Bugün yeni yılın ilk günü, 2021 yılını terk ettik 2022 yılına “merhaba” dedik, Bundan çok değil iki yıl önce son derece keyifli, mutlu, huzurlu bir hayatımız varken bir anda hayatımıza giren korona belası yüzünden tüm hayatımız alt üst oldu.
Korona belasından kurtulmaya çalışırken bu sefer tüm ekonomik bilgilerimiz yerle yeksan eden başta dolar olmak üzere var olan tüm dövizlerin bizim Türk lirası üzerindeki olağan üstü yükselişini çaresiz bir şekilde izlemeye başladık.

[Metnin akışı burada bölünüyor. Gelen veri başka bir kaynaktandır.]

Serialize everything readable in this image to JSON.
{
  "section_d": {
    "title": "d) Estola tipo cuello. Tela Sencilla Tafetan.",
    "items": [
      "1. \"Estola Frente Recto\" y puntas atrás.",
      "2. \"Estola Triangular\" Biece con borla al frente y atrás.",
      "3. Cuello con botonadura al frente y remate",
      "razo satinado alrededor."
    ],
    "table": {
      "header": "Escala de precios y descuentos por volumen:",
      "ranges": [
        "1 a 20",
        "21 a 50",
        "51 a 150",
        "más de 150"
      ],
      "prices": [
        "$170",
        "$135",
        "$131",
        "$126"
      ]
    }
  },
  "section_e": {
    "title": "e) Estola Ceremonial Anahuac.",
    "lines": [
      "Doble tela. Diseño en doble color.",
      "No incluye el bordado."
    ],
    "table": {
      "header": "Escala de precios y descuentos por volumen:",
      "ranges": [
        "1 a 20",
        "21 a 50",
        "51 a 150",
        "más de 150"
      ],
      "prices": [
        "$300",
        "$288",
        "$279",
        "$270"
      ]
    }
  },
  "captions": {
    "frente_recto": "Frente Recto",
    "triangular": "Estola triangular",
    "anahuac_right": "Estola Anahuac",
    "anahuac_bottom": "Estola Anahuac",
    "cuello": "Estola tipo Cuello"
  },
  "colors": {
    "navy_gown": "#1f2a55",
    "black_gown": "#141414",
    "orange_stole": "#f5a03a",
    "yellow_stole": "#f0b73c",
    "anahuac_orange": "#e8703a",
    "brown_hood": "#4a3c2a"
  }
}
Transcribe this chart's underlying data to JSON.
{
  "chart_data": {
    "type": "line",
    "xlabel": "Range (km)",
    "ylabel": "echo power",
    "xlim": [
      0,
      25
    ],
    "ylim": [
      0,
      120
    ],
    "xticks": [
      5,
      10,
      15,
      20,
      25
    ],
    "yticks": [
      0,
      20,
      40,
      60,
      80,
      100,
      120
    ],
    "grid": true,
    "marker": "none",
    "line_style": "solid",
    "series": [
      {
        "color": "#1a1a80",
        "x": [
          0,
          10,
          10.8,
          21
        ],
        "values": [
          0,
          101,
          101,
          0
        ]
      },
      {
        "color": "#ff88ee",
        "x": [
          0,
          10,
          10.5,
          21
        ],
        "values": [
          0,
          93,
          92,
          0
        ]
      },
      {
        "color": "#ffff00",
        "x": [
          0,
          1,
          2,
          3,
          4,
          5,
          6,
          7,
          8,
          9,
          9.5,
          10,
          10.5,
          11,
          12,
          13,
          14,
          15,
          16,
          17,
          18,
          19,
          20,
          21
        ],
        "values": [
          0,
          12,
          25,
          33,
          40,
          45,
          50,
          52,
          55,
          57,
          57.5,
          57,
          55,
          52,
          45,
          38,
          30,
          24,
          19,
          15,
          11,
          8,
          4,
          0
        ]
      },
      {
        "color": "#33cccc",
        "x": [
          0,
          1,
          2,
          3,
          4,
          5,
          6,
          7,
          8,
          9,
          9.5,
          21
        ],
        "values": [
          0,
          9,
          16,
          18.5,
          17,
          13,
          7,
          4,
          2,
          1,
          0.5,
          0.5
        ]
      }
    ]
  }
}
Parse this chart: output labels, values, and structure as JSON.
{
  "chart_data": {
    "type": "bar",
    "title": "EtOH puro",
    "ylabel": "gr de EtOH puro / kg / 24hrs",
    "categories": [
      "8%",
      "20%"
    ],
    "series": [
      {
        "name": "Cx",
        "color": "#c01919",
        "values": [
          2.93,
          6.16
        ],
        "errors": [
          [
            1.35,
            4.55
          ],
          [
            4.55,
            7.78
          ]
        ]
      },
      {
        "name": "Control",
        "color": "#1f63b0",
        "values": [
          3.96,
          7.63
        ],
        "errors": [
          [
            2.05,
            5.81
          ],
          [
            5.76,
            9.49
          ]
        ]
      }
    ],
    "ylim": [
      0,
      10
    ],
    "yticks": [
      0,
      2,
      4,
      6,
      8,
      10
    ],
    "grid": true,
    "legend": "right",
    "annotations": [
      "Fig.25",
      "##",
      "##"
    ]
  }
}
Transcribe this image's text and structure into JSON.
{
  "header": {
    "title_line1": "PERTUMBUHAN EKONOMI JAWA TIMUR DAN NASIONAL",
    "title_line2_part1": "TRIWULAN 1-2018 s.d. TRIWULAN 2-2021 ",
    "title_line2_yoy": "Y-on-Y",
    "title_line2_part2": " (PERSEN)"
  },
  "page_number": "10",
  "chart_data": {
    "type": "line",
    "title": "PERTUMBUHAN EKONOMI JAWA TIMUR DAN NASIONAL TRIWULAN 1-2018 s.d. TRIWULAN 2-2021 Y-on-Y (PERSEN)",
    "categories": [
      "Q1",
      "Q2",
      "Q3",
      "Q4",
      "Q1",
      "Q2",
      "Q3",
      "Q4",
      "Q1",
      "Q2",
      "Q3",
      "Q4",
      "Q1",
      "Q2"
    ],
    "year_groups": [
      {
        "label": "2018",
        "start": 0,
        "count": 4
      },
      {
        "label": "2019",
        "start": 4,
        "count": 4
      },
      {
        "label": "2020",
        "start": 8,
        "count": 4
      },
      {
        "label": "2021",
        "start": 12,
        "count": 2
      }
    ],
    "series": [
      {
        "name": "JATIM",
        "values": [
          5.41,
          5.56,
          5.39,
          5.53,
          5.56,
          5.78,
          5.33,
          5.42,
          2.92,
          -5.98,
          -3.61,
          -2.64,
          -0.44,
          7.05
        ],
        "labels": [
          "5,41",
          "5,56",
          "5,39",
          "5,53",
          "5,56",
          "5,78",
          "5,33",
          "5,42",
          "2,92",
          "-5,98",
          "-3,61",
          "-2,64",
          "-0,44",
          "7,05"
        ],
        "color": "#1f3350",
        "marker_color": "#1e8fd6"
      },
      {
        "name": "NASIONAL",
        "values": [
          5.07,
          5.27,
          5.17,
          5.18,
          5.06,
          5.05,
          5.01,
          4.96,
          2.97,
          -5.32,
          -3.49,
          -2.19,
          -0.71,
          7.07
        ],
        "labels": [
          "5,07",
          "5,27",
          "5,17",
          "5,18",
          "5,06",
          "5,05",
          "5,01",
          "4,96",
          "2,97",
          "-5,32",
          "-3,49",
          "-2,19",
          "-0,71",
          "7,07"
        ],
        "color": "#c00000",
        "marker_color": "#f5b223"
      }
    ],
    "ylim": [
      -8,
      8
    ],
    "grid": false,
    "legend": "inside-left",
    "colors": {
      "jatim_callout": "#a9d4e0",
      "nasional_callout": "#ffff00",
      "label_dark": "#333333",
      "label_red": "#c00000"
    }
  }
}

Hayatımızın nerede ise tamamının ekonomi olduğunu işin doğrusu paramızın diğer para birimleri karşısındaki değer kaybı sonrası öğrendik, o zamana kadar siyaseti dini motifler üzerinden yürüten siyaset kurumu da ister istemez yelkenleri ekonomiye doğru çevirmek zorunda kaldı.
Bu şartlar altında yaşadığımız olumsuzluklara baktığımızda “acaba bundan sonra yaşayacağımız yıllarda karşı karşıya kaldığımız olumsuzluklardan daha beterine denk gelirmiyiz.?” sorusunu yönelttiğimizde bir andan “bundan daha kötü ne olabilir ki” cevabı ile buluşuyoruz.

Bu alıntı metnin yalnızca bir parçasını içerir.